BHP chief executive Mike Henry said BHP enters fiscal year 2023 “strategically, operationally and financially in great shape.”

He also expects China “to emerge as a source of stability for commodity demand over the coming year, with political support gradually taking hold.”

“At the same time, we expect a slowdown in advanced economies as monetary policy tightens, as well as geopolitical uncertainty and persistent inflationary pressures,” he said in a press release. .

“The direct and indirect impacts of the energy crisis in Europe are of particular concern. Tight labor markets will continue to challenge global and local supply chains.”

The situation is reversed for peers Rio Tinto and Fortescue Metals which posted declines.

-Su Lin Tan

US, Japan and South Korea complete missile search and tracking exercise

The Pentagon said the United States Navy, the Japan Maritime Self-Defense Force and the Republic of Korea (ROK) Navy had completed a missile warning and ballistic missile search and tracking exercise at the off the Pacific Missile Range Facility (PMRF) in Hawaii.

U.S., Japanese, and South Korean participants shared tactical datalink information pursuant to a trilateral information-sharing agreement.

“Following the June 11 U.S.-ROK-Japan Trilateral Ministerial Meeting in Singapore, this missile warning and ballistic missile search and tracking exercise demonstrated the commitment of the United States, the Republic of Korea and Japan to strengthen trilateral cooperation to meet the challenges of the DPRK, protecting shared security. and prosperity, and strengthening the rules-based international order,” the Pentagon said in a note.

-Su Lin Tan

Chinese fast-food operator Yum launches main listing in Hong Kong

Chinese fast-food operator Yum China Holdings announced on Monday that it has applied to convert its secondary listing to a primary listing in Hong Kong.
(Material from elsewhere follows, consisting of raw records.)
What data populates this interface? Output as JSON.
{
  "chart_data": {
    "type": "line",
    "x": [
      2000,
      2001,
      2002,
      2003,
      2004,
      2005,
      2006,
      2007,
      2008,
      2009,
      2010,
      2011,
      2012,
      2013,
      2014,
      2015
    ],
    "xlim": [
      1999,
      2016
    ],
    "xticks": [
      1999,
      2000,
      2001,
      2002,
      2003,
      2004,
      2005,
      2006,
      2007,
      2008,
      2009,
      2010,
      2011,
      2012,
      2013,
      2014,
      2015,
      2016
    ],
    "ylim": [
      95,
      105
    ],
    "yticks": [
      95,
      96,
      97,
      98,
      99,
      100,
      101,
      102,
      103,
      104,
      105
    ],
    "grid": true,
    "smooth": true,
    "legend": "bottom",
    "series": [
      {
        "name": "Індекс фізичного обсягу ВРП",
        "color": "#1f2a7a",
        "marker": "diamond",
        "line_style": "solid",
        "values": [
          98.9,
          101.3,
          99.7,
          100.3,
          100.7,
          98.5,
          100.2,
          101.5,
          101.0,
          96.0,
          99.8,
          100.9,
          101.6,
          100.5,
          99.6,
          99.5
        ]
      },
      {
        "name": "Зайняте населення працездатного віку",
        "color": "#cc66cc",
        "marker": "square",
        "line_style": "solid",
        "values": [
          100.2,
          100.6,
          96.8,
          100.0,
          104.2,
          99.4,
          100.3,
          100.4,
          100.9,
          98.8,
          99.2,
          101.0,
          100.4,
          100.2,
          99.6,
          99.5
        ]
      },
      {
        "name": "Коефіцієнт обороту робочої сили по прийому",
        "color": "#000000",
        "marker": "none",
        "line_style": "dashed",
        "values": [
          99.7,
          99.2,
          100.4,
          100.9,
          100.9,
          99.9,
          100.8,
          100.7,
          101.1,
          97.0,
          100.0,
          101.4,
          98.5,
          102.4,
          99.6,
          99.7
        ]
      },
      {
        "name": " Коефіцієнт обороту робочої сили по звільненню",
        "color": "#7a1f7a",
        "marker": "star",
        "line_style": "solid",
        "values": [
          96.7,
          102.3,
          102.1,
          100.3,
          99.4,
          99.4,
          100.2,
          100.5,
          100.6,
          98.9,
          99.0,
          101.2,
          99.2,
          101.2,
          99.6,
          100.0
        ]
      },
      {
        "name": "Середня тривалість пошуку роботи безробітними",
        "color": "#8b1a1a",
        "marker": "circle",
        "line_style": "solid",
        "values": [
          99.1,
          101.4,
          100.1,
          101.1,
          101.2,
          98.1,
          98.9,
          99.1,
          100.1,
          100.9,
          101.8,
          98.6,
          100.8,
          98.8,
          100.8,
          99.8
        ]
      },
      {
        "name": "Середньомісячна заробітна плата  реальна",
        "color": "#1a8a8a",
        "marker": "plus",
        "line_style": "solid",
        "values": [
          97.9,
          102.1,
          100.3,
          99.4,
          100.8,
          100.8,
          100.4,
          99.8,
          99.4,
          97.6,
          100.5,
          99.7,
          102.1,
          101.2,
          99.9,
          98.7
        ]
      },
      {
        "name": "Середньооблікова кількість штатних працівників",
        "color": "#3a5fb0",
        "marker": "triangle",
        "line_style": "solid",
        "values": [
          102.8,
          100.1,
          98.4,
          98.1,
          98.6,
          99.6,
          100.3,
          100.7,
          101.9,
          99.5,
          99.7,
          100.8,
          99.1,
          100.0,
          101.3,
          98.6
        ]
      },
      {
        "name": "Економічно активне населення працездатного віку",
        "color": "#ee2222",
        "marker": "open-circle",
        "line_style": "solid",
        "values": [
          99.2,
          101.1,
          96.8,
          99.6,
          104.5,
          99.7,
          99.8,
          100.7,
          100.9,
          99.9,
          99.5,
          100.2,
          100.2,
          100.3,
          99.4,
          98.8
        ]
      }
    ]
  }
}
It currently has a dual listing on the New York Stock Exchange.

“Since our secondary listing in Hong Kong in 2020, we have improved access to our shareholders in Asia. We have diversified our investor base and tapped into additional pools of capital,” said Joey Wat, CEO of Yum China. , in a press release.

“Dual primary listing would bring us even closer to our employees, customers and other stakeholders. This strategic move would further broaden our universe of shareholders, increase liquidity and mitigate the risk of delisting from the NYSE,” he added.

Yum has exclusive rights to operate fast food brands like KFC, Pizza Hut and Taco Bell brands in China.

-Su Lin Tan

CNBC Pro: Strategist names global stocks to buy despite slowing growth

There are pockets of “compelling value” in three sectors, even in an economic downturn, said Patrick Armstrong, chief investment officer at Plurimi Group.

These sectors are “unbelievably cheap,” he told CNBC’s “Squawk Box Europe,” naming his favorite stocks and explaining why he likes them.

Pro subscribers can read the story here.

—Weizhen Tan

CNBC Pro: Tesla’s Valuation Only Makes Sense When It Hits This Level, Fund Manager Says

Tesla may be one of the best-known electric vehicle makers, but fund manager and tech investor Paul Meeks thinks the stock is still too expensive.

Meeks revealed to CNBC Pro Talks the valuation at which he will find Tesla “more attractive.”

Pro subscribers can read the story here.